When Susan Faludi stood in front of a large crowd at the Carnegie Music Hall Monday night, she asked more than 1,000 people to consider refugees.
“Around the world today are unintentional monuments to the truth that we live in the age of the refugee and the elusiveness of the refuge they seek,” she said.
Although the Pulitzer Prize-winning journalist was referencing the millions of refugees forced to flee their homes in the last decade, she was also including a lesser-known kind of refugee — those seeking an accepted gender identity.
Faludi’s lecture, an installment of the Pittsburgh Arts and Lectures series, focused on her father’s struggle with identity throughout his life and his experiences as a Holocaust survivor, Hungarian-American immigrant and transgender woman.
Faludi referred to her father as her “father” throughout the entire lecture — also acknowledging her father transitioned to become a woman later in life. To communicate the timeline of her story, Faludi used masculine pronouns when talking about her father before the transition and feminine pronouns after the transition. For this article, The Pitt News will use pronouns consistent with the speaker.
Faludi is known for her 1991 best seller “Backlash: The Undeclared War Against American Women.” The author also recently published “In The Darkroom,” which memoirs her father’s life and discusses broader themes of gender identity.
Throughout the talk, she likened her father’s lifelong struggle with gender identity as a “search for refuge.” Her father was born as Istvan Friedman to a wealthy Jewish family in Hungary. The Friedmans were separated into different concentration camps during World War II and then reunited when Istavan used a stolen fascist armband to free his parents. The family survived the rest of the war by impersonating Romanian Christian refugees.
Faludi’s father eventually emigrated to Brazil, where he spent many years as a photographer. He then moved to New York, officially changed his name to Steve Faludi, bought a red Ford convertible and started a family.
Faludi described her childhood perception of her father as a patriarchal figure who often abused his wife and children.
“He ruled our home as the household despot. We feared his wrath and obeyed his orders. My father’s mood turned increasingly dark, explosive and then physically violent,” Faludi said.
She had a tense relationship with her father, and after her parents divorced and he moved back to Hungary, Faludi did not hear from him for more than 25 years. But then she received an unexpected email from her father in 2004.
“At the age of 76, and without telling anyone in the family, my father had flown to Thailand and undergone gender reassignment surgery to become a woman,” Faludi said.
At this time, Faludi was already an accomplished feminist writer, and her father invited her to Hungary to write about her new identity. Faludi, however, was skeptical.
“I wondered if this was another act of flight — my father seeking refuge in yet another identity reinvention,” she said.
Faludi recalled her father initially trying to use her new gender identity to “absolve her past crimes, as a man.” Eventually, though, Stefanie Faludi — Faludi’s father’s new identity — reconciled with her daughter.
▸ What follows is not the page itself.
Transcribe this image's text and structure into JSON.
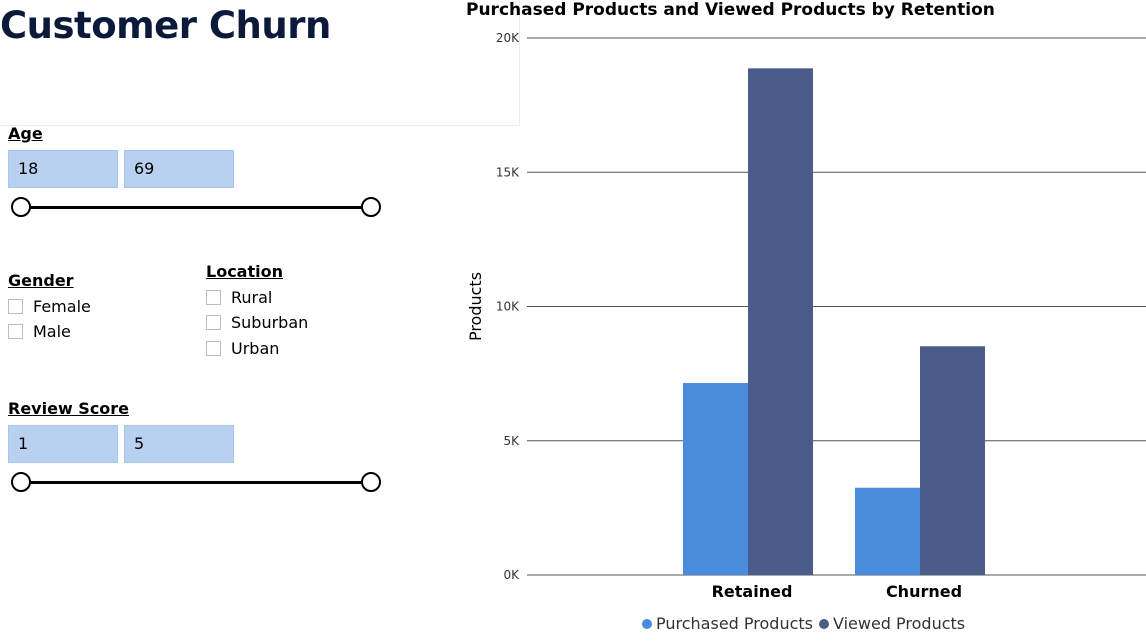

Faludi said she was able to eventually forgive her father for the abuse during her childhood.
“I came to see how she and I were in many ways on a similar life path, each struggling to free ourselves from the constraints of gender,” Faludi said, referring to her own involvement with the feminist movement.
Faludi also discussed how she conceptualized her father’s change in identity with her own knowledge of the gender spectrum and feminist theory.
“In many ways, what Stefanie was doing was using the cuddle of hyperfemininity to break out of the case of hypermasculinity that Steven had been trapped in — an armor that had come close to suffocating my father,” Faludi said.
Louanne Baily, a community member who has read Faludi’s books, said she enjoyed “how [Faludi] broadened the definition of refugee and refuge and identified many things that refuge is not.”
Francie Robb, a former professor at Waynesburg University, also thought Faludi’s lecture was captivating and thought-provoking. She identified with Faludi’s themes of masculinity because of her own experiences.
“As a mother of men, [I am] acutely aware of how society forces as many limitations on men as it does on women,” Robb said.
Faludi confirmed that the search for refuge that her father experienced in her gender identity extends to more groups of people today than ever.
“Identity can be liberation — people standing up for who they are, whether that is an oppressed minority, an unacknowledged social caste or a stigmatized sexual identity,” she said. “It is no accident that the age of the refugee coincides with gender border crossing.”